Traditionally, dreams seem to be fertile ground for telepathic experience. The literature overflows with anecdotes about premonitory dreams – the most common example being when one dreams of the death or injury of a close friend or relative, only to learn upon awakening that the event in fact occurred just then. The skeptic is apt to take such anecdotes lightly: We have dreams about death often, he’ll argue – and we only recall it when one of them happens to come true.

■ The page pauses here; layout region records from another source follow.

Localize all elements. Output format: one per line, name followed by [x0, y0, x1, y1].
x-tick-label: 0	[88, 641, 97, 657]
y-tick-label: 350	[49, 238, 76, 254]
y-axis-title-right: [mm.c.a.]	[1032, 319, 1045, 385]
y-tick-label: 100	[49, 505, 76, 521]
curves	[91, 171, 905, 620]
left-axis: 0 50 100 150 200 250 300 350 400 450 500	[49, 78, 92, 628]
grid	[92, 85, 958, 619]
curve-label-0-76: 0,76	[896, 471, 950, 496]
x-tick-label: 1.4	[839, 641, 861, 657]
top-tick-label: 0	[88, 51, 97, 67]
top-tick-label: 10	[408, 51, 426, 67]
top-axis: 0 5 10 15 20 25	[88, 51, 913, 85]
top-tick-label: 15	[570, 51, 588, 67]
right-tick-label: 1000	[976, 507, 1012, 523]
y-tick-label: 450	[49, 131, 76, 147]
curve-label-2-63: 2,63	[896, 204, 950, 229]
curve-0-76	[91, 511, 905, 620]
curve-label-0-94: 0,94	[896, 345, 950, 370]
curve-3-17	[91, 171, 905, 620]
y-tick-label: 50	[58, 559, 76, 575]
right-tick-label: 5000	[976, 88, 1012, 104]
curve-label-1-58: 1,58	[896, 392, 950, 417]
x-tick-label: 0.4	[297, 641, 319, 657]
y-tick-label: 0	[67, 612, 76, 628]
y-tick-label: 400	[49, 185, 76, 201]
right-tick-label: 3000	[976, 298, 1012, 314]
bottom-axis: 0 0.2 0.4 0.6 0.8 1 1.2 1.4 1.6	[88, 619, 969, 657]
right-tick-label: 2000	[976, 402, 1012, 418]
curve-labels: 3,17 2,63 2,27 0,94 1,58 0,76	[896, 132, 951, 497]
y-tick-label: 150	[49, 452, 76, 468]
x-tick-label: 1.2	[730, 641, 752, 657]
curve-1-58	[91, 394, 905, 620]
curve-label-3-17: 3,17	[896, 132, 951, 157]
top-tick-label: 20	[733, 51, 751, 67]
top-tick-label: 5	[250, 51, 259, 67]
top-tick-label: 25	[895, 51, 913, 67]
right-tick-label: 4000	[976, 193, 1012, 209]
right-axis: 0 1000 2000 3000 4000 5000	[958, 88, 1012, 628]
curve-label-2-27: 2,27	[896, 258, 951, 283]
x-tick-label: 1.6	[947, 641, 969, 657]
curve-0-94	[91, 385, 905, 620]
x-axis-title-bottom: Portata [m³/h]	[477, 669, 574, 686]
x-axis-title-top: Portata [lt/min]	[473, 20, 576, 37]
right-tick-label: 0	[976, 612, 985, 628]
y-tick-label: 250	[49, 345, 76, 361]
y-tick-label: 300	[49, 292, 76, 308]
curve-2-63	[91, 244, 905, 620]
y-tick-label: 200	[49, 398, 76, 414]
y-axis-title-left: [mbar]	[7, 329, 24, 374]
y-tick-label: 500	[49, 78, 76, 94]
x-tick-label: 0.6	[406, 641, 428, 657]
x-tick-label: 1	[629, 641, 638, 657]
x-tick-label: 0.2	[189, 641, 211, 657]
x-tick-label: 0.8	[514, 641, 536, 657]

The objection is valid enough, and so the Maimonides project attempted to nail down the phenomenon more specifically. The subject of the experiment spends the night sleeping in a laboratory in Brooklyn, wired with electrodes to indicate, via an electroencephalogram, exactly when he begins to dream. During his dream periods (most people have three or four per night), a subject in another room attempts to send the dreamer the impression of a randomly chosen art print. When the EEG indicates the dream period is over, the subject is awakened and asked to tell his dreams. At the end of the night, the tape-recorded dream summaries are analyzed by a panel of judges to determine whether the content of the art print had, in fact, entered the dreams.